What would a unified AI governance platform provide?

An ideal unified platform should:

  • Provide a single environment where all stakeholders (data scientists, ML engineers, lawyers, compliance officers) can collaborate and track progress
  • Embed controls and workflows from frameworks like NIST AI RMF directly into the development lifecycle
  • Offer built-in, commercially reasonable tests for common risks while allowing teams to plug in specialized tools
  • Automate control mapping to various regulatory frameworks
  • Enable continuous testing pipelines so risk checks run with every model or data change

Practical Recommendations

What immediate steps should organizations take to improve AI risk management?

  1. Instrument and monitor first: Begin tracking prompts, outputs, latency, cost, accuracy, and user feedback – governance starts with observability
  2. Implement basic guardrails and red teaming: These are inexpensive compared to breach consequences
  3. Create minimal incident response capabilities: Accept that models will misbehave and define processes to handle issues quickly
  4. Leverage existing frameworks: Use resources like NIST AI RMF and OWASP LLM security handbooks rather than creating policies from scratch
  5. Integrate into CI/CD pipelines: Embed risk checks into automated workflows to avoid high-friction manual processes

How should organizations prepare for the future of AI development?
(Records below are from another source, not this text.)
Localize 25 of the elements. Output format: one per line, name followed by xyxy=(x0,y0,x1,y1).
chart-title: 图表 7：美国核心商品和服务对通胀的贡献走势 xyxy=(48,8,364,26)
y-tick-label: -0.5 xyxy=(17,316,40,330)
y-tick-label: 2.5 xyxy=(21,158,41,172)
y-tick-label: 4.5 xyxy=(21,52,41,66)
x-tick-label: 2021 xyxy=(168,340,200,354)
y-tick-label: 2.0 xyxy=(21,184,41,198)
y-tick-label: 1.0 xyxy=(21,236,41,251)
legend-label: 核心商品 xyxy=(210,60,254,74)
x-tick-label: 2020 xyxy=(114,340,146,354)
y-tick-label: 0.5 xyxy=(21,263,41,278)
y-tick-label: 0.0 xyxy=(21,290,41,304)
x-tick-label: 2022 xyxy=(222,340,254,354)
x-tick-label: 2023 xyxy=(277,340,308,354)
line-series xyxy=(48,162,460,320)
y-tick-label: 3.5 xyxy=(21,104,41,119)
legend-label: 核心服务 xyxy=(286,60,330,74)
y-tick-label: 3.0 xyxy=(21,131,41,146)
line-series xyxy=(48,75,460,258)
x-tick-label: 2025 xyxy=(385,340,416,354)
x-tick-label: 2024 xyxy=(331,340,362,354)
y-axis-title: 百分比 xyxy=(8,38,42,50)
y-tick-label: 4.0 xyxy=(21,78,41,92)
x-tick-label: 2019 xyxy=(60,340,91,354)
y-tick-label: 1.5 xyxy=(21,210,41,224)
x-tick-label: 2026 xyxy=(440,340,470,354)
Teams should optimize their platforms for rapid model replacement and post-training activities. Design evaluation harnesses and post-training pipelines that can swap base models in days, not months. Focus on building excellence in areas that persist across model versions: data curation, context injection, guardrails, monitoring, and domain-specific safety measures. By embedding these fundamentals early, teams can maintain development velocity while meeting the rising bar for trustworthy AI in production systems.